August 23, 2011
Rice for market in the Luangwa Valley. Photo by: Julie Larsen Maher/WCS.
"COMACO shows how conservation can and should work," said John Robinson, WCS Executive Vice President for Conservation and Science. "Conservation cannot function without the buy-in of local people, and this is a shining example of how that goal can be achieved with impressive results for both people and wildlife."
Local people in the Luangwa Valley have long faced the constant risk of food shortages, exacerbated by rising populations, entrenched poverty, little education, and disease. Focus on cotton and tobacco-growing, introduced by developers, also led to widespread forest destruction and a reliance on fluctuating markets.
Thornicroft's giraffe only survives in the Luangwa Valley. Photo by: Julie Larsen Maher/WCS.
COMACO "uses markets and an adaptive business approach to promote sustainable agricultural practices, rather than base development on natural resources," the paper's authors write. Nineteen thousand farmers have completed their training with COMACO.
Today, sixteen crops are promoted within the group with participants free to grow whatever they prefer. Farmers also learn how to provide greater value to the products they sell, i.e. sell peanut butter instead of peanuts.
To show their commitment, program participants are asked to turn in their guns and wire snares used for poaching. The program has so far collected 61,000 snares and 1,467 guns. Otherwise, the program does not work directly on wildlife conservation, but rather "uses markets to encourage sustainable practices that should in turn lead to biodiversity conservation," according to the paper.
The young program has had a measurable impact. Aerial surveys of animals found that most species had stable or rising populations following declines measured in 1996. Especially notable from a poaching standpoint was the stability of eland, kudu, roan, waterbuck, wildebeest, zebra, and the rise in hartebeest. The one outlier was African buffalo, which the study found was in decline. Still, most of the news from the aerial surveys was good.
"Stability of the elephant population is of special importance, given the recent local history and focus for regional tourism," the authors add.
Collected rifles and snares by COMACO. Photo by: Julie Larsen Maher/WCS.
Given some earlier successes, amid challenges, the program is hoping to gain financial sustainability at some point in the future.
"They are trying to do something that very few wildlife and social interventions have ever dreamed of, which is to become self-sufficient," co-author Alexander Travis with Cornell University’s Baker Institute for Animal Health said in a press release.
The program is looking at new ways of gaining greater income for its participants, including growing organic cotton and joining the global carbon market. This year COMACO will test its robustness, by entering new areas in the valley.

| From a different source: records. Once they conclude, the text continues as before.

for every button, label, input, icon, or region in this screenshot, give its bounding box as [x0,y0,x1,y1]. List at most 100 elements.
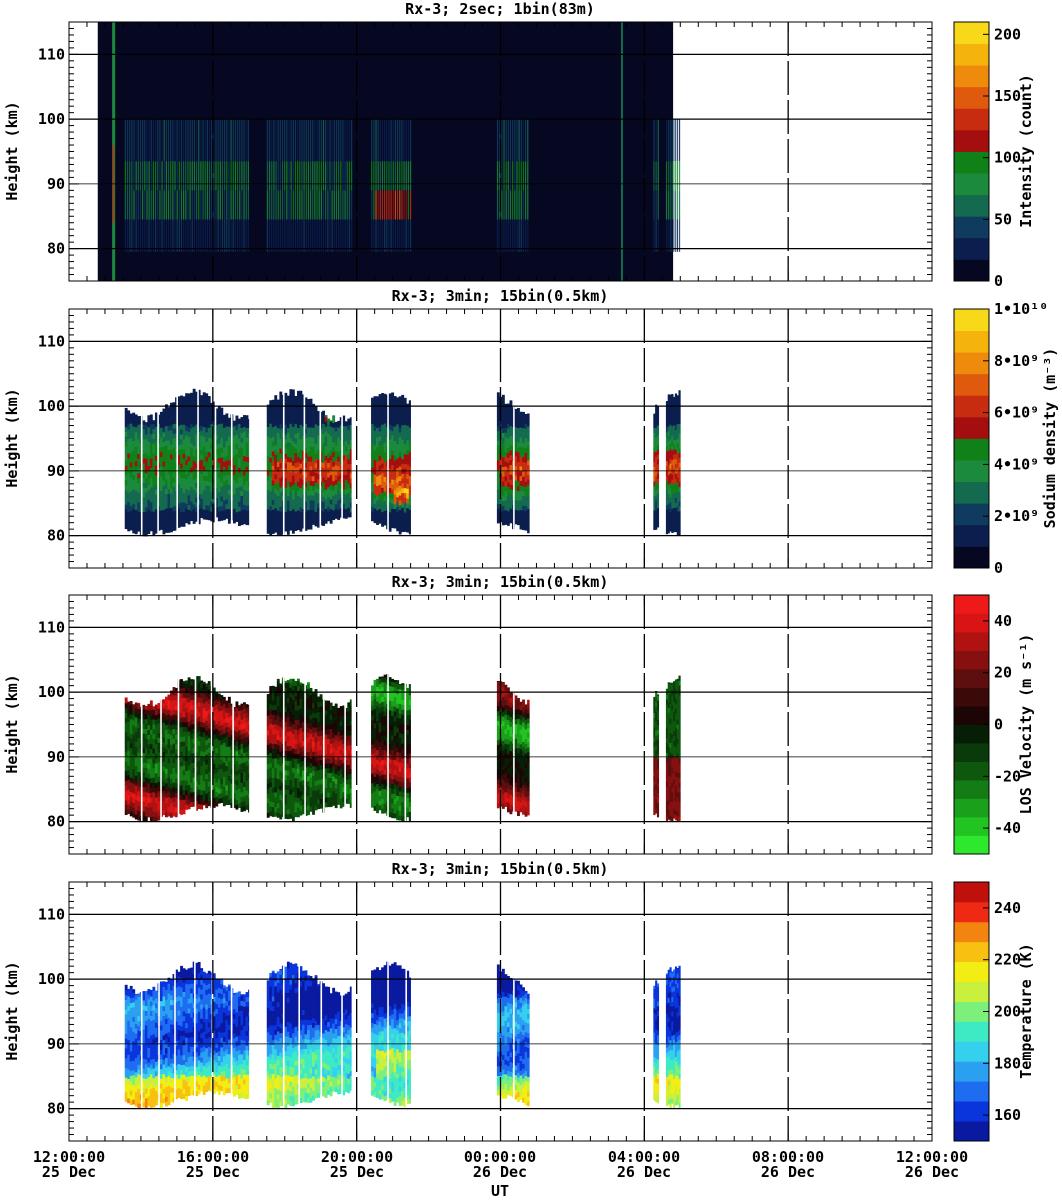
heatmap-cell [137,810,141,816]
heatmap-cell [371,486,374,493]
heatmap-cell [144,443,148,449]
profile-stripe [346,219,348,252]
heatmap-cell [190,694,194,701]
heatmap-cell [514,504,518,510]
heatmap-cell [200,483,204,489]
heatmap-cell [673,439,676,445]
heatmap-cell [396,448,400,454]
heatmap-cell [296,485,300,492]
heatmap-cell [243,484,246,491]
profile-stripe [333,119,335,162]
heatmap-cell [149,807,153,813]
heatmap-cell [517,427,520,433]
heatmap-cell [408,400,411,404]
heatmap-cell [240,447,244,453]
heatmap-cell [200,469,204,475]
heatmap-cell [212,502,216,508]
heatmap-cell [185,799,189,805]
heatmap-cell [398,396,402,399]
profile-stripe [520,219,522,252]
heatmap-cell [284,448,288,454]
heatmap-cell [177,517,181,523]
heatmap-cell [144,801,148,807]
heatmap-cell [514,422,518,428]
profile-stripe [405,219,407,252]
heatmap-cell [149,414,153,420]
profile-stripe [195,219,198,252]
heatmap-cell [656,449,660,455]
heatmap-cell [347,419,351,426]
profile-stripe [516,161,518,191]
profile-stripe [211,219,213,252]
heatmap-cell [665,456,669,462]
heatmap-cell [172,738,176,744]
heatmap-cell [159,412,163,419]
heatmap-cell [195,497,199,503]
heatmap-cell [302,416,305,422]
heatmap-cell [312,480,315,487]
heatmap-cell [501,437,505,443]
heatmap-cell [187,402,191,408]
heatmap-cell [162,712,166,719]
heatmap-cell [157,506,161,512]
heatmap-cell [170,778,173,784]
profile-stripe [375,219,377,252]
heatmap-cell [217,448,221,454]
heatmap-cell [170,512,173,518]
heatmap-cell [227,474,231,481]
heatmap-cell [314,438,318,444]
heatmap-cell [669,414,672,420]
heatmap-cell [220,510,224,516]
profile-stripe [299,161,301,191]
heatmap-cell [245,442,249,448]
heatmap-cell [157,476,161,483]
heatmap-cell [324,484,328,490]
heatmap-cell [269,510,273,516]
heatmap-cell [347,502,351,508]
profile-stripe [379,219,381,252]
heatmap-cell [147,475,151,481]
heatmap-cell [137,737,141,743]
heatmap-cell [376,427,379,433]
heatmap-cell [159,490,163,496]
profile-stripe [371,119,373,162]
heatmap-cell [302,484,305,490]
heatmap-cell [312,456,315,462]
heatmap-cell [393,401,397,408]
heatmap-cell [674,526,678,533]
heatmap-cell [266,475,270,481]
profile-stripe [243,190,245,220]
profile-stripe [678,119,681,162]
heatmap-cell [170,444,173,450]
heatmap-cell [408,490,411,496]
heatmap-cell [509,498,513,504]
heatmap-cell [144,757,148,763]
profile-stripe [281,219,284,252]
heatmap-cell [190,758,194,764]
panel-title: Rx-3; 2sec; 1bin(83m) [405,0,595,18]
heatmap-cell [403,424,407,430]
heatmap-cell [167,469,171,475]
heatmap-cell [190,447,194,454]
heatmap-cell [373,454,377,460]
profile-stripe [268,161,271,191]
heatmap-cell [509,488,513,495]
heatmap-cell [207,471,211,477]
heatmap-cell [167,513,171,519]
heatmap-cell [667,503,670,510]
profile-stripe [277,190,279,220]
heatmap-cell [129,515,133,521]
heatmap-cell [673,420,676,426]
heatmap-cell [669,487,672,493]
profile-stripe [187,119,189,162]
heatmap-cell [192,709,196,715]
heatmap-cell [271,494,275,500]
heatmap-cell [134,755,138,762]
heatmap-cell [309,402,313,409]
heatmap-cell [127,458,131,464]
heatmap-cell [371,399,374,405]
heatmap-cell [276,529,280,535]
heatmap-cell [279,414,283,420]
heatmap-cell [167,474,171,480]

However the authors warn that its simply too early to see COMACO as a success-story that could be replicated elsewhere.
"It would be prudent first to determine whether COMACO can survive its expansion phase. As the business grows, could the linkages between development and conservation be lost if economic success trumps social and environmental goals?" the authors ask.
CITATION: Dale Lewis, Samuel D. Bell, John Fay, Kim L. Bothi, Lydiah Gatere, Makando Kabila, Mwangala Mukamba, Edwin Matokwani, Matthews Mushimbalume, Carmen I. Moraru, Johannes Lehmann, James Lassoie, David Wolfe, David R. Lee, Louise Buck, and Alexander J. Travis.Community Markets for Conservation (COMACO) links biodiversity conservation with sustainable improvements in livelihoods and food production. Proceedings of the National Academy of Sciences. www.pnas.org/cgi/doi/10.1073/pnas.1011538108.